Today we invite you to enjoy “Practice Makes Perspective” by Claire Nagy-Kato (’14).


In my early years at Wake, I was a screw-up. Well, I thought I was. I dozed off in classes. I joined over 20 clubs, and quit over 20 clubs. I missed countless meetings with professors and bosses. I broke plans with my textbooks to hang out with friends and I broke plans with friends to study. I became the master of procrastination. I enjoyed most of my academic courses, yet I received more F’s on tests than I can count on my two hands. A map of my brainwaves probably resembled a painting by Jackson Pollock. Not a small one, but a big one. Have you ever been to the Art Institute of Chicago? We’re talking a football field size work by Jackson Pollock.

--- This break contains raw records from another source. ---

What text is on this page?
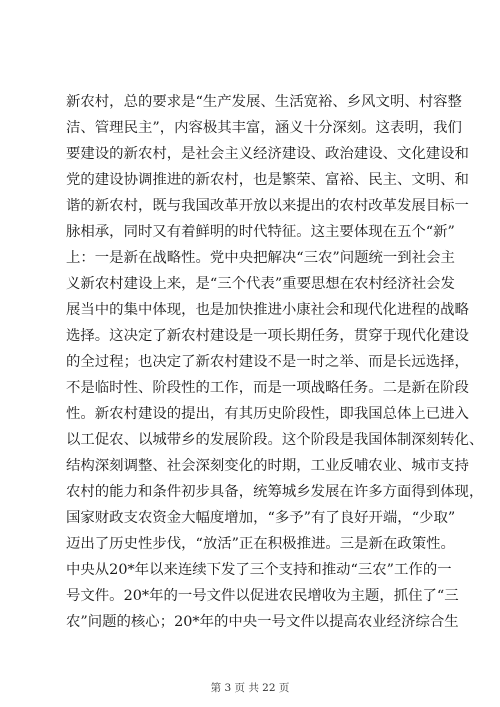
新农村，总的要求是“生产发展、生活宽裕、乡风文明、村容整
洁、管理民主”，内容极其丰富，涵义十分深刻。这表明，我们
要建设的新农村，是社会主义经济建设、政治建设、文化建设和
党的建设协调推进的新农村，也是繁荣、富裕、民主、文明、和
谐的新农村，既与我国改革开放以来提出的农村改革发展目标一
脉相承，同时又有着鲜明的时代特征。这主要体现在五个“新”
上：一是新在战略性。党中央把解决“三农”问题统一到社会主
义新农村建设上来，是“三个代表”重要思想在农村经济社会发
展当中的集中体现，也是加快推进小康社会和现代化进程的战略
选择。这决定了新农村建设是一项长期任务，贯穿于现代化建设
的全过程；也决定了新农村建设不是一时之举、而是长远选择，
不是临时性、阶段性的工作，而是一项战略任务。二是新在阶段
性。新农村建设的提出，有其历史阶段性，即我国总体上已进入
以工促农、以城带乡的发展阶段。这个阶段是我国体制深刻转化、
结构深刻调整、社会深刻变化的时期，工业反哺农业、城市支持
农村的能力和条件初步具备，统筹城乡发展在许多方面得到体现，
国家财政支农资金大幅度增加，“多予”有了良好开端，“少取”
迈出了历史性步伐，“放活”正在积极推进。三是新在政策性。
中央从20*年以来连续下发了三个支持和推动“三农”工作的一
号文件。20*年的一号文件以促进农民增收为主题，抓住了“三
农”问题的核心；20*年的中央一号文件以提高农业经济综合生
第 3 页 共 22 页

Yeah, that’s my brain.

I was surrounded by so many organized and driven people that when I revealed my flaws to them, they would look at me with dismay, and sympathy, sometimes even call me a quitter. I felt I had flaws that no Wake Forest student should have. And I hated that. I was asking myself, what is good about me? Why was I so unfocused? Why I could walk home with a smile on my face when I had an F in one hand, but a hummingbird in the other? I pulled many all-nighters for F’s. But then when I think about, what I thought was studying all night really comprised of a few hours of studying, and many more speculating with my friends about how a simple trip to CVS turned into a greater understanding of the inner connectivity of human life (that’s another speech). Unfortunately, I found that the word Failure often accompanied my priority for exploring the larger systemic forces in the universe. So freshman and sophomore year, I was convinced that the only way I could be a good student was to change my priorities. I had to focus more on my textbooks and less on my elemental curiosity.

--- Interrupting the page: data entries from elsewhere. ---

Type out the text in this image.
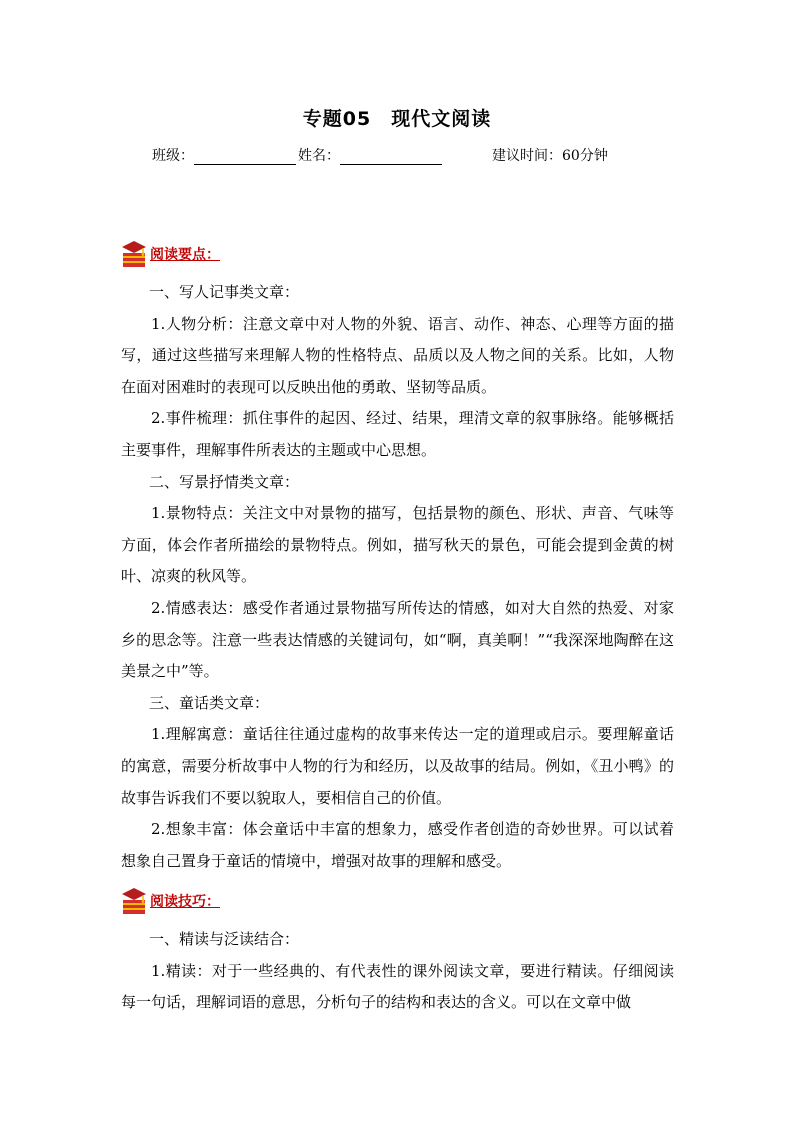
专题05　现代文阅读
班级：	姓名：	建议时间：60分钟
阅读要点：

一、写人记事类文章：

1.人物分析：注意文章中对人物的外貌、语言、动作、神态、心理等方面的描写，通过这些描写来理解人物的性格特点、品质以及人物之间的关系。比如，人物在面对困难时的表现可以反映出他的勇敢、坚韧等品质。

2.事件梳理：抓住事件的起因、经过、结果，理清文章的叙事脉络。能够概括主要事件，理解事件所表达的主题或中心思想。

二、写景抒情类文章：

1.景物特点：关注文中对景物的描写，包括景物的颜色、形状、声音、气味等方面，体会作者所描绘的景物特点。例如，描写秋天的景色，可能会提到金黄的树叶、凉爽的秋风等。

2.情感表达：感受作者通过景物描写所传达的情感，如对大自然的热爱、对家乡的思念等。注意一些表达情感的关键词句，如“啊，真美啊！”“我深深地陶醉在这美景之中”等。

三、童话类文章：

1.理解寓意：童话往往通过虚构的故事来传达一定的道理或启示。要理解童话的寓意，需要分析故事中人物的行为和经历，以及故事的结局。例如，《丑小鸭》的故事告诉我们不要以貌取人，要相信自己的价值。

2.想象丰富：体会童话中丰富的想象力，感受作者创造的奇妙世界。可以试着想象自己置身于童话的情境中，增强对故事的理解和感受。

阅读技巧：

一、精读与泛读结合：

1.精读：对于一些经典的、有代表性的课外阅读文章，要进行精读。仔细阅读每一句话，理解词语的意思，分析句子的结构和表达的含义。可以在文章中做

Then something snapped. They were the sticks beneath my feet. I was in the woods again, except this time it was for my Evolution and Ecology class. Exploring dirt and trees for a grade? Inconceivable, I thought. This was my first hint that education that could be attained in and out of human-made walls. It didn’t hit me instantly, but slowly my perspective on knowledge didn’t feel so confined. With this new outlook, I was not a screw-up. I was curious. I had an imagination. Although many of my previous discoveries often distracted me from my schooling, I was educating myself. I was finding meaning in the existence of time, habits, words, and even creatures, even if it seemed downright mad to scoop up the tiniest bird in the world for a proper burial or find enlightenment in the magazine aisle of a CVS. I recognized for the first time that my tenacious curiosity was a personal strength that was equally important both inside and outside the classroom.

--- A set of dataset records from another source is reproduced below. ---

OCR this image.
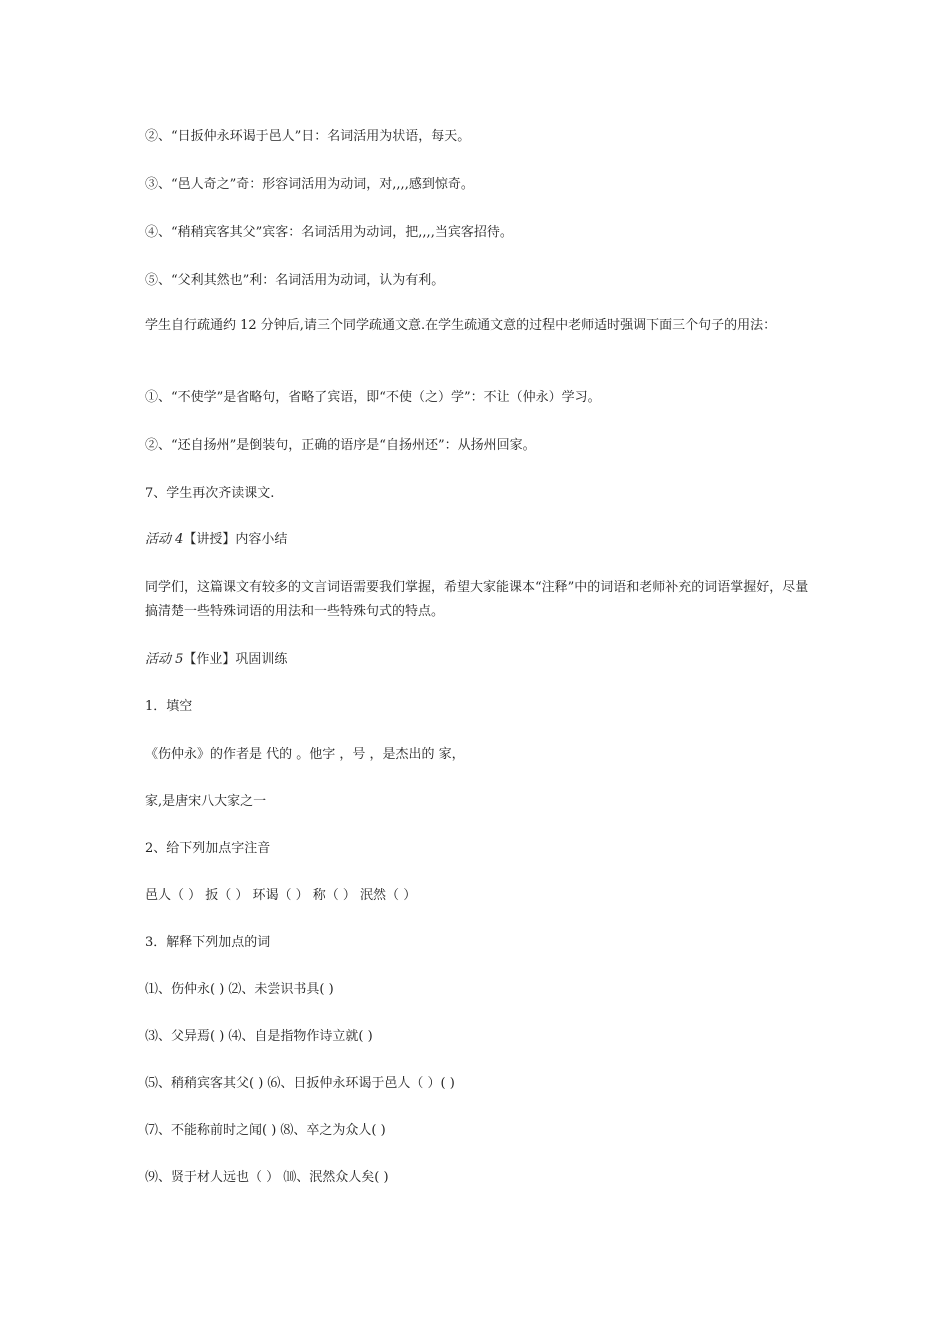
②、“日扳仲永环谒于邑人”日：名词活用为状语，每天。
③、“邑人奇之”奇：形容词活用为动词，对,,,,感到惊奇。
④、“稍稍宾客其父”宾客：名词活用为动词，把,,,,当宾客招待。
⑤、“父利其然也”利：名词活用为动词，认为有利。
学生自行疏通约 12 分钟后,请三个同学疏通文意.在学生疏通文意的过程中老师适时强调下面三个句子的用法：
①、“不使学”是省略句，省略了宾语，即“不使（之）学”：不让（仲永）学习。
②、“还自扬州”是倒装句，正确的语序是“自扬州还”：从扬州回家。
7、学生再次齐读课文.
活动 4【讲授】内容小结
同学们，这篇课文有较多的文言词语需要我们掌握，希望大家能课本“注释”中的词语和老师补充的词语掌握好，尽量搞清楚一些特殊词语的用法和一些特殊句式的特点。
活动 5【作业】巩固训练
1．填空
《伤仲永》的作者是 代的 。他字 ，号 ，是杰出的 家，
家,是唐宋八大家之一
2、给下列加点字注音
邑人（ ） 扳（ ） 环谒（ ） 称（ ） 泯然（ ）
3．解释下列加点的词
⑴、伤仲永( ) ⑵、未尝识书具( )
⑶、父异焉( ) ⑷、自是指物作诗立就( )
⑸、稍稍宾客其父( ) ⑹、日扳仲永环谒于邑人（ ）( )
⑺、不能称前时之闻( ) ⑻、卒之为众人( )
⑼、贤于材人远也（ ） ⑽、泯然众人矣( )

In the classroom, teachers say to their students, “you should not simply come to class and take notes; you should read the book before class, and be sure to check out the supplementary sources I posted on Sakai. Oh! And while you’re in the midst of your groaning, I want you to find real-world examples.” “There’s those words again,” I thought. “Real. World. Examples. I get it, it’s like how we use physics to build rollercoasters or math to calculate a tip at restaurants.”

Wow, I did not get it. My idea that divide exists between learning in the classroom and learning through living was at the root of my struggles in the majority of my life at Wake Forest. These professors were teaching us how to learn, how to be curious, not just in the classroom but in our lives. They were asking us to gain perspective on subject matter, and find that these lessons are prevalent in the real-world.

So after four years of contemplating and exploring Pro Humanitate, I learned that it means to search beyond the constructed subject matter presented to us in our courses. We develop a cognitive boundary, or bias, from our initial source of knowledge, often times it derives from our textbooks, friends, family, FOX news, some more unfortunate than others. I had developed a cognitive boundary about grades, and their abilities to measure intelligence, and this is what really constricted my flow of knowledge. As soon as I fully rejected this construction of how I should be learning, I flourished. I looked beyond my required readings and read counterarguments. I discussed with people who held different religious beliefs than I. I tried to harness the wisdom that lies within every crevice of life on earth. I found anything that we call matter and turned into a subject, and it’s no wonder grades couldn’t properly reflect that. Once we all begin to do this, none of us have to think we are screw-ups because we get F’s every now and then. We all provide our own gifts to Wake Forest, to the Winston-Salem community, and to the world. For me, Pro Humanitate is recognizing the symbiotic relationship we can form with each human being and all living things on the planet. Because that is what is good for humanity.

So how does one begin to live in tandem with Pro Humanitate? It starts with walking in someone’s shoes for a day. We’ve all heard that. Learn from another’s experiences before you make a judgment or decision. But why just walk? Why not run, skip, roller blade? What about the things that don’t move at all? And the things that don’t wear shoes? Me personally, I don’t really like shoes. Maybe that’s why I learn from trees and birds and bees before I make many of my decisions. We should look at all facets of life and life forms with a new lens, and do it not just “for a day”, but every single day.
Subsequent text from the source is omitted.